Seyahat etmeyi seven, dünya görüşü ve bilgisi ile çevresine her zaman pozitif enerji yayan Mert Dural, başkentin önemli simalarındandır. Saygınlığı olan, prensiplerine bağlı, sade yaşantıyı seven, farklı bir yapıdadır. Müthiş bir hayat tecrübesine sahiptir.

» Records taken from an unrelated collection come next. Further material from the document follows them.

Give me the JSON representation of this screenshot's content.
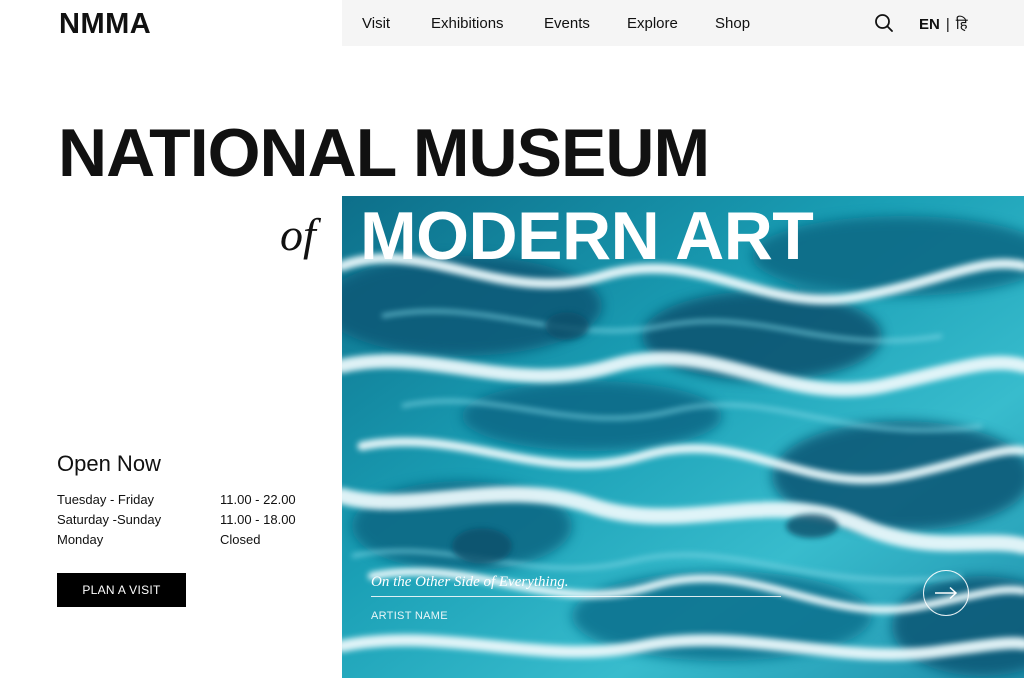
{
  "header": {
    "logo": "NMMA",
    "nav": [
      "Visit",
      "Exhibitions",
      "Events",
      "Explore",
      "Shop"
    ],
    "lang_en": "EN",
    "lang_sep": "|",
    "lang_hi": "हि"
  },
  "hero": {
    "title_line1": "NATIONAL MUSEUM",
    "title_of": "of",
    "title_line2": "MODERN ART",
    "caption": "On the Other Side of Everything.",
    "artist": "ARTIST NAME"
  },
  "hours": {
    "heading": "Open Now",
    "rows": [
      {
        "day": "Tuesday - Friday",
        "time": "11.00 - 22.00"
      },
      {
        "day": "Saturday -Sunday",
        "time": "11.00 - 18.00"
      },
      {
        "day": "Monday",
        "time": "Closed"
      }
    ]
  },
  "cta": {
    "plan_visit": "PLAN A VISIT"
  },
  "colors": {
    "accent_dark": "#000000",
    "nav_bg": "#f5f5f5",
    "artwork_teal": "#1ba4b8",
    "artwork_deep": "#0b5f7a"
  },
  "icons": {
    "search": "search-icon",
    "next": "arrow-right-icon"
  }
}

Deneyimlerinden faydalanmak çok yarar sağlar hepimize… Paylaşmanın kendini azaltmak olmadığını, yüz yüze konuşmanın arkadan konuşmaktan daha etkili olduğunu hayat bize öğretir. “Günaydın” dememin borç para vermek; “lütfen” demenin utanılacak bir şey; yönetici olmanın emir vermek olmadığını öğreniriz. Astları ile aynı asansöre binmenin asansörü düşürmeyeceğini, saygının el pençe divan durmak; gülmenin laubalilik; saygı duyulacak ve duyulmayacak iş diye ayırım; yöneticiye duymak istediğini söylemenin iyilik olmadığını, hep deneyimli ve başarılı insanlardan öğreniriz… Tıpkı duruşundan ve çizgisinden her zaman feyz aldığımız Mert Dural gibi. 

GENİŞ VİZYON

İş ya da özel yemekleri için Trilye’ye gelmeden mutlaka rezervasyon yaptırıp konuklarından önce restoranda olur Mert Bey. Misafir edeceği konuğunun özelliklerine göre menü yönlendirmesi yapar. İnsanlara çok değer verir. Kendisiyle her yemek öncesi sohbet ettiğimde inanın büyük keyif alırım. Bazı sanatçılar vardır, sanat icra ederler ama dinleyicisi yoktur, çok büyük bir hayal kırıklığı yaşarlar. Benim en büyük dinleyicim, çoğu kez aynı dili konuştuğumuz Mert Bey’dir.

Geniş bir vizyona sahip olan Mert Bey’in kendisini çok seven birbirinden kıymetli dostları vardır. Sosyal sorumluluk projelerinde adının açıklanmasını istemez. Herkesin derdine deva olur. Olaylara bakış açısı, yaklaşımı hep mesafelidir. Doğaya karşı son derece duyarlıdır. Çok çalışkan ve yetenekli bir insandır Mert Bey. Başkentte dışarıda yemek yeme alışkanlığının artmasında katkısı çok büyüktür, hizmet sektörüne kazandırdıkları yadsınamaz. Kendisi ile her zaman gurur duyuyoruz.

Keyifler değildir yaşamı değerli yapan. Yaşamdır keyif almayı değerli kılan… İyi pazarlar.